History of Riley County

Compiled by the staff of the Riley County Historical Museum.

  1. Riley County
  2. Fort Riley
  3. Manhattan
  4. Railroads
  5. Flooding

Founding of Riley County

Riley County's  founding occurred during the exciting, volatile years shortly before the Civil War. The Indian lands of Kansas Territory were opened to legal  settlement after 1854. Land hungry immigrants poured into the Territory, most motivated by a combination of reasons, ideological with the fight  to make Kansas a free state, and financial with the prospect of fortune  making in the new territory.

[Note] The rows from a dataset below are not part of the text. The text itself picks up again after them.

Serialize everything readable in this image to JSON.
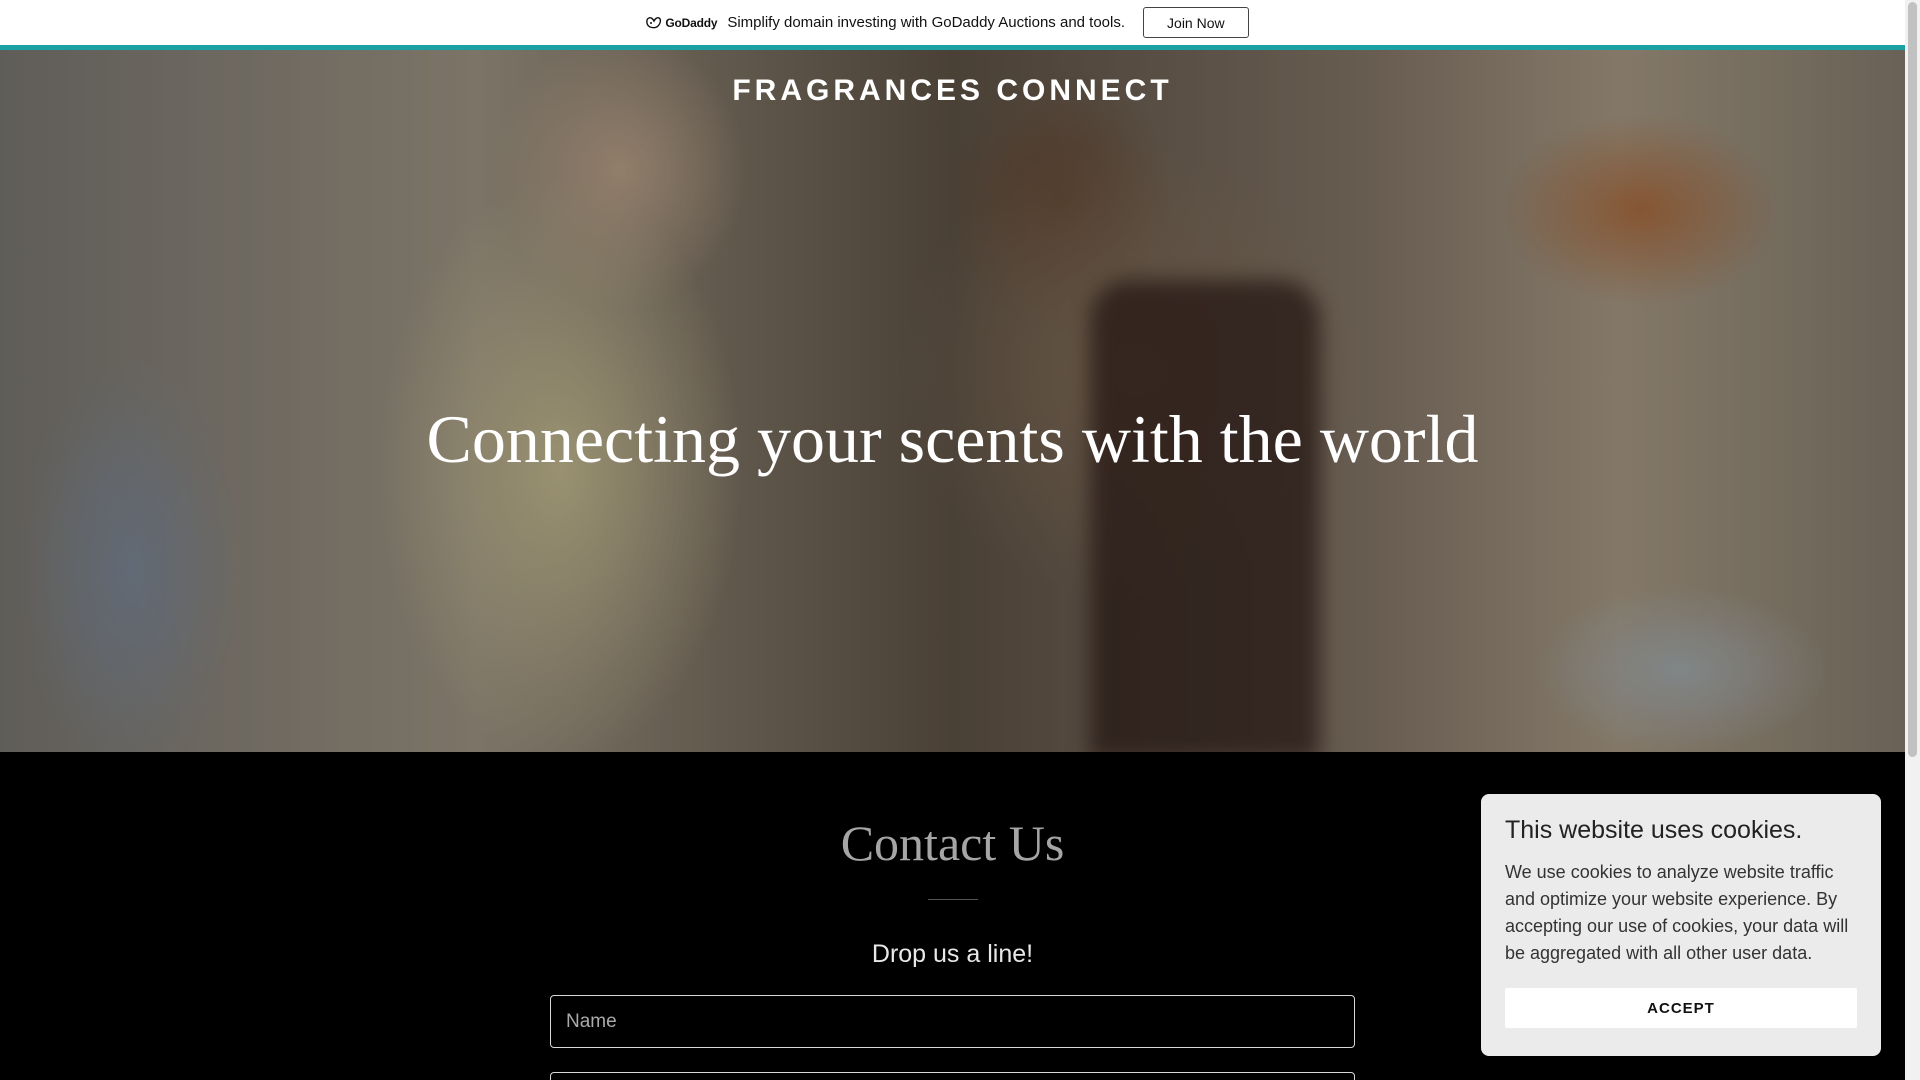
{
  "promo_bar": {
    "logo_text": "GoDaddy",
    "message": "Simplify domain investing with GoDaddy Auctions and tools.",
    "join_label": "Join Now",
    "accent_color": "#1ba1a4"
  },
  "hero": {
    "site_title": "FRAGRANCES CONNECT",
    "heading": "Connecting your scents with the world"
  },
  "contact": {
    "title": "Contact Us",
    "subtitle": "Drop us a line!",
    "name_placeholder": "Name"
  },
  "cookie_banner": {
    "title": "This website uses cookies.",
    "body": "We use cookies to analyze website traffic and optimize your website experience. By accepting our use of cookies, your data will be aggregated with all other user data.",
    "accept_label": "ACCEPT"
  }
}
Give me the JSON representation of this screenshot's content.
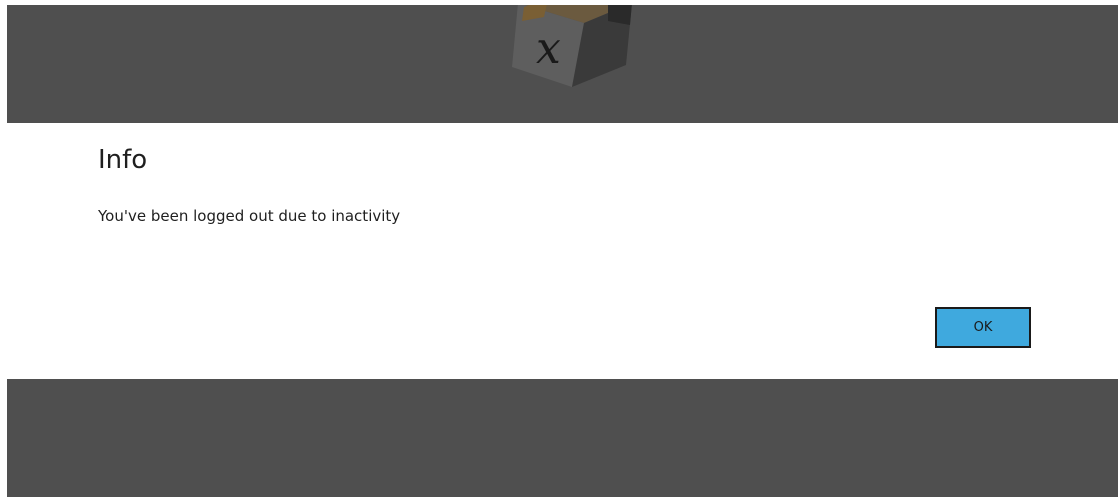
{
  "dialog": {
    "title": "Info",
    "message": "You've been logged out due to inactivity",
    "ok_label": "OK"
  },
  "logo": {
    "glyph": "x",
    "icon": "app-logo-cube-icon"
  },
  "colors": {
    "overlay": "#4f4f4f",
    "dialog_background": "#ffffff",
    "button_accent": "#3fa9de",
    "button_border": "#1a1a1a",
    "text": "#1f1f1f"
  }
}
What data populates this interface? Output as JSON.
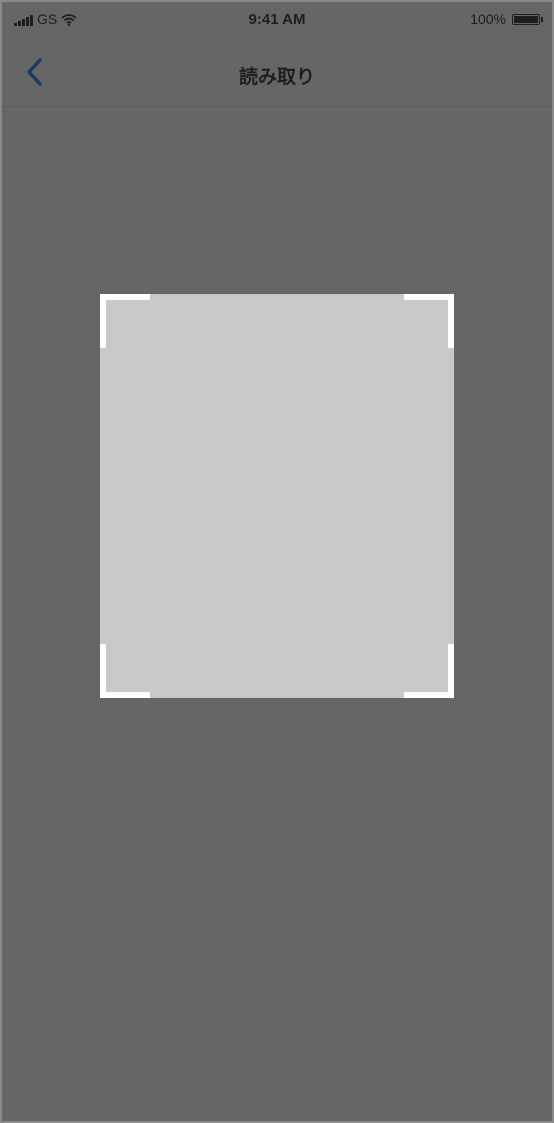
{
  "status_bar": {
    "carrier": "GS",
    "time": "9:41 AM",
    "battery_percent": "100%",
    "icons": [
      "signal-icon",
      "wifi-icon",
      "battery-icon"
    ]
  },
  "nav": {
    "title": "読み取り",
    "back_icon": "chevron-left-icon"
  },
  "scanner": {
    "corner_icon": "scan-corner"
  },
  "colors": {
    "background": "#666666",
    "scan_area": "#c9c9c9",
    "corner": "#ffffff",
    "back_icon": "#1f3a66",
    "text": "#1e1e1e"
  }
}
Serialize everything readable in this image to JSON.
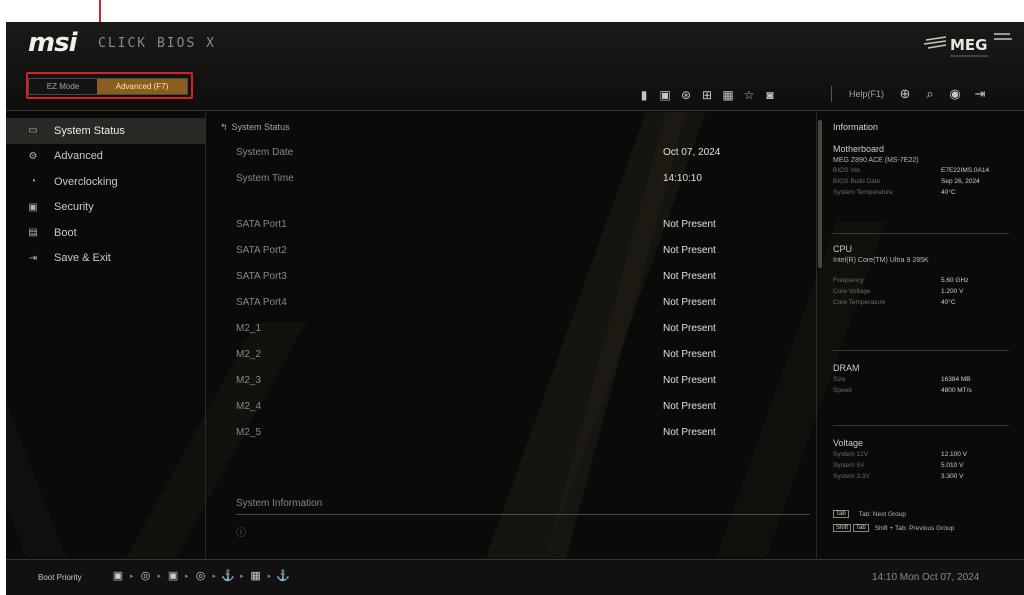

The area now comprising Riley County was  part of the Kansa Indian reservation, though by 1854 the Kansa Indians  no longer lived in the Riley County area. Increased settlement and  travel disrupted the lives of Indians living in today's Kansas and  conflicts developed. The Federal Government decided a military fort was  needed further west than Leavenworth to maintain order and guard the  Santa Fe and Oregon Trails. Thus Fort Riley was located at the junction  of the Smoky Hill and Republican Rivers in 1853. Originally named Camp  Center, the fort was renamed in June 1853 in honor of the recently  deceased Major General Bennet C. Riley, former Commander of Ft.  Leavenworth, Mexican War Veteran, and last territorial Governor of  California.